How Hot Is Too Hot When It Comes To Your Hair?

How Hot Is Too Hot?

Are you burning something in here?”

“Nope, just flat ironing my hair!”

I’m sure we’ve all heard that phrase one too many times and didn’t think anything of it. But as time goes on and we continue to apply heat to our head, we start to notice small changes in our hair texture. It doesn’t feel as soft or look as luminous. It’s starting to feel weak and brittle. Strands of our hair may begin to shed on the floor or break right into our own hands. Your hair is looking more limp, a lot thinner and you’re left with straight and wavy pieces all over. All of these red flags are signs that you are a victim of heat damage.

So how does heat damage your hair?

According to a book entitled “The Science of Black Hair” , one of the major causes of hair damage to natural hair is physical manipulation of the hair fiber. Physical damage stems from excessive manipulation, tension and handling of the hair. The use of heat- producing appliances, such as blow dryers, flat irons, curling irons and the wand aggravates this damage. So whether heat is applied to your hair at a high temperature or you’re just using heat back to back, you’re changing the natural structure of protein. Hair is made up of a protein called keratin, that has a natural twist in it called an alpha helix. This is present in both straight or curly hair. The keratin in your hair begins to melt around 215-235°C (419-455F), which brings forth a physical change that is irreversible. The Natural Haven blog states that your hair will retain the shape of the melted keratin at a molecular level and it shows this molecular damage by not getting back into it’s natural curl or wave and staying straighter.

How Hot is Too Hot?

My battle with heat damage

I began transitioning my hair for no other reason than heat damage. I went to a hair dresser that applied to much heat and just like that some parts of it fell off. I was mortified. After doing some research, I learned that hair grows back quicker in it’s natural state so I’m currently trying it out. Let me be the first to tell you that dealing with multiple hair textures and my hair breaking off is not easy at all. But it got easier, once my beautician cut my hair.
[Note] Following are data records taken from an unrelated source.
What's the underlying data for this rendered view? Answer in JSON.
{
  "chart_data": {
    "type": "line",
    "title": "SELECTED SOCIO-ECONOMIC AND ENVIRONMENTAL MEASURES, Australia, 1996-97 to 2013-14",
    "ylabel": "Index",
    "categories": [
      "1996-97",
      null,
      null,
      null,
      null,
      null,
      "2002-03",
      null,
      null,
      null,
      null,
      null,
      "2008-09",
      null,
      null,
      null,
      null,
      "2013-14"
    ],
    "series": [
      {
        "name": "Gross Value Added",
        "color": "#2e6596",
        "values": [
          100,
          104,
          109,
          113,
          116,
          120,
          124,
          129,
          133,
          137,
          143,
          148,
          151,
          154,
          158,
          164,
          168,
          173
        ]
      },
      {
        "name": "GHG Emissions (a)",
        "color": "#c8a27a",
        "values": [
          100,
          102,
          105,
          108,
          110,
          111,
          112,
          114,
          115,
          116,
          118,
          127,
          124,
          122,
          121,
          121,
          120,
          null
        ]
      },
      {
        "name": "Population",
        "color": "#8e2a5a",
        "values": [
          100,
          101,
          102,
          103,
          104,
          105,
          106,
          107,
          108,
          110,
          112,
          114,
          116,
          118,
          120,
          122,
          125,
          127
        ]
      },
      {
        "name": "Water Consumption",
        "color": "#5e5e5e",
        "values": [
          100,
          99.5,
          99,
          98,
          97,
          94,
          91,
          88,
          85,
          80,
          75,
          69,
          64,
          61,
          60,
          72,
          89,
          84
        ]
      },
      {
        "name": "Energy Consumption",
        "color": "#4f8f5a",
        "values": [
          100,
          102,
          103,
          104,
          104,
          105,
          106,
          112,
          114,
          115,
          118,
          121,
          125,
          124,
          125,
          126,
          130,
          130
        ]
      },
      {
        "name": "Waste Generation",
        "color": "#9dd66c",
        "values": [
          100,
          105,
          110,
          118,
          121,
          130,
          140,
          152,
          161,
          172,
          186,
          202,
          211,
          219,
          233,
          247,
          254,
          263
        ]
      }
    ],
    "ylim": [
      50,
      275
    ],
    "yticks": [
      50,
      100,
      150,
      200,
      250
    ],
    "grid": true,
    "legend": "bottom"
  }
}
So how can you treat heat damage?

How Hot is Too Hot?

The Natural Haven blog states that there are no growing cells in the dead part of the hair, so if the cuticle is broken, it will remain that way. Even if you treat the cortex the damaged cortex, it stays damaged and it will continue to progress. So don’t fall for the promises made by products to cure your hair of damage. Some can make the hair stronger and lessen the damage, but the best way to to have healthy hair again is always prevention or trimming the dead ends.

Have you ever experienced heat damage? If so, how did you treat your heat damage and how do you prevent heat damage now?